Let the solution curve of the differential equation \[ x\,dy - y\,dx = \sqrt{x^2+y^2}\,dx,\quad x>0, \] with $y(1)=0$, be $y=y(x)$. Then $y(3)$ is equal to

• A. 4
• B. 2
• C. 1
• D. 6

Hint:

Differential equations of the form $x\,dy - y\,dx = f(\sqrt{x^2+y^2})\,dx$ are best solved using the substitution $y=vx$.

Answer 1

The Correct Option is A

We need to solve the differential equation given by

\[\ x\,dy - y\,dx = \sqrt{x^2+y^2}\,dx,\quad x>0\]

with the initial condition \( y(1) = 0 \).

First, let's rewrite the given differential equation:

\[x \frac{dy}{dx} - y = \sqrt{x^2 + y^2}\]

We will rearrange the differential equation to make it more tractable:

\[x \frac{dy}{dx} = y + \sqrt{x^2 + y^2}\]

Divide through by \(x\):

\[\frac{dy}{dx} = \frac{y}{x} + \frac{\sqrt{x^2 + y^2}}{x}\]

Consider the substitution \( y = vx \), where \( v \) is a function of \( x \). Then,

\[\frac{dy}{dx} = v + x\frac{dv}{dx}\]

Substitute back into the equation:

\[v + x\frac{dv}{dx} = \frac{vx}{x} + \frac{\sqrt{x^2 + (vx)^2}}{x}\]

This simplifies to:

\[v + x\frac{dv}{dx} = v + \sqrt{1 + v^2}\]

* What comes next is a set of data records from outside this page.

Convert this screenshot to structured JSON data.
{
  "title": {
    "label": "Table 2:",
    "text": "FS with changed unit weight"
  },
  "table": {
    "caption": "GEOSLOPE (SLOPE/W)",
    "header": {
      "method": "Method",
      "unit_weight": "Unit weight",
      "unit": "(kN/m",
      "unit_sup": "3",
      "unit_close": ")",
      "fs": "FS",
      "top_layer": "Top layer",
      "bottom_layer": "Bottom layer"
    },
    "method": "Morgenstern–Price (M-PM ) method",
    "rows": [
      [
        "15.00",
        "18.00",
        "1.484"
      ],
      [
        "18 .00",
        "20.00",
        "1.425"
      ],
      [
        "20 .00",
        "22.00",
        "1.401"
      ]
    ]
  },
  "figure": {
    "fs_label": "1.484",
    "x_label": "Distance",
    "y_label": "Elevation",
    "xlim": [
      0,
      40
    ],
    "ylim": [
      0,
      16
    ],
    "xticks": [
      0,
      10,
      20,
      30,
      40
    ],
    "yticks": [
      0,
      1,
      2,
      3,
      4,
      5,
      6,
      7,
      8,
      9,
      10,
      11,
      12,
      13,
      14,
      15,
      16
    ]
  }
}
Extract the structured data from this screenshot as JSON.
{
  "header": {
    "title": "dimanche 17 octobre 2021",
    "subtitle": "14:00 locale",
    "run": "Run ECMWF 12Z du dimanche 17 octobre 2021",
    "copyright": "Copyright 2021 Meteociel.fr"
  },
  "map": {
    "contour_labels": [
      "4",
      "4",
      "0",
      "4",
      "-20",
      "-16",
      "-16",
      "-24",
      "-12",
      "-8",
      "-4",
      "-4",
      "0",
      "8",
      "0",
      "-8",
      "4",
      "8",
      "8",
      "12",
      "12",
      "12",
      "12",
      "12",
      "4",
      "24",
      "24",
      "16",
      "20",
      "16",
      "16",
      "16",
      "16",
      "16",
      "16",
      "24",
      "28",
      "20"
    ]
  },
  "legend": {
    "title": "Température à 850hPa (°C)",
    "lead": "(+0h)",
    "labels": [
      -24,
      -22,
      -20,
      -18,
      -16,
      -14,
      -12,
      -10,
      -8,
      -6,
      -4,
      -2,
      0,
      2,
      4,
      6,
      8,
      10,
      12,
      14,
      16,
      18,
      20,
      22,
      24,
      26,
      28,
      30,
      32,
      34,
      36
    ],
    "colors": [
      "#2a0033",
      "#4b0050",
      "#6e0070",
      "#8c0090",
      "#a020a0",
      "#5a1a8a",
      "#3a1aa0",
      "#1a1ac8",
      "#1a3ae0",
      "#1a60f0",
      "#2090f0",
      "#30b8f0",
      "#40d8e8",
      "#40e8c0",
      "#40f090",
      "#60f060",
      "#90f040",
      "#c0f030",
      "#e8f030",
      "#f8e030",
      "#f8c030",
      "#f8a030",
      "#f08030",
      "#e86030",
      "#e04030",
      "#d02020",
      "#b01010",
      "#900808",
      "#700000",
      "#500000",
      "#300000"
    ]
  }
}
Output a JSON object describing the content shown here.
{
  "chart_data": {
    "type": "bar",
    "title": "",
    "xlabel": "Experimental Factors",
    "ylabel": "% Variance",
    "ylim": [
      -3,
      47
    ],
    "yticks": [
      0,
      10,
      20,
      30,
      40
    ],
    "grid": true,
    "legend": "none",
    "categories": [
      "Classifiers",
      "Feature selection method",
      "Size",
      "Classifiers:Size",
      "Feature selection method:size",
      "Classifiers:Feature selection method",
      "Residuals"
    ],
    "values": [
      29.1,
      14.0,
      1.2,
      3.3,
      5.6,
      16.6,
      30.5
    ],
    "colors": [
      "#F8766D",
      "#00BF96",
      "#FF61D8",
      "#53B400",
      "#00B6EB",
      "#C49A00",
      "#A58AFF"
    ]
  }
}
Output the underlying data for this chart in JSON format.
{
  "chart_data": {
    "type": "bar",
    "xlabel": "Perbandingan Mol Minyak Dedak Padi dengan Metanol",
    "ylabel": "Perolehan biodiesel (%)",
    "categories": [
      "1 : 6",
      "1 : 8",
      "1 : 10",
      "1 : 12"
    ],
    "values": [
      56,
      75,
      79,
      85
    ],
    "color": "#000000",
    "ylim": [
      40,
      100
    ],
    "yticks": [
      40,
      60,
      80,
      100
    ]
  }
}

Canceling the \( v \) terms, we get:

\[x\frac{dv}{dx} = \sqrt{1 + v^2}\]

Separate variables to integrate:

\[\frac{dv}{\sqrt{1 + v^2}} = \frac{dx}{x}\]

Integrate both sides:

- The left side becomes: \(\int \frac{dv}{\sqrt{1+v^2}} = \sinh^{-1}(v)\) - The right side becomes: \(\int \frac{dx}{x} = \ln|x| + C\)

Equating the results:

\[\sinh^{-1}(v) = \ln|x| + C\]

Since \( y = vx \), substitute \( v = \frac{y}{x} \):

- \(v = \sinh(\ln|x| + C)\)

Using the initial condition \( y(1) = 0 \) implies \( y(1) = v(1) \cdot 1 = 0 \):

- Hence, \( v(1) = 0 \) - \( \sinh^{-1}(0) = \ln|1| + C \Rightarrow C = 0 \)

Conclude that:

\[v = \sinh(\ln x)\]

Final expression for \( y \):

\[y = x \cdot \sinh(\ln x)\]

To find \( y(3) \):

- \(y(3) = 3 \cdot \sinh(\ln 3)\)

Using the identity \(\sinh(\ln x) = \frac{x^2 - 1}{2x}\), we get:

- \(y(3) = 3 \cdot \frac{3^2 - 1}{2 \cdot 3} = 3 \cdot \frac{8}{6} = 4\)

Thus, the value of \( y(3) \) is 4.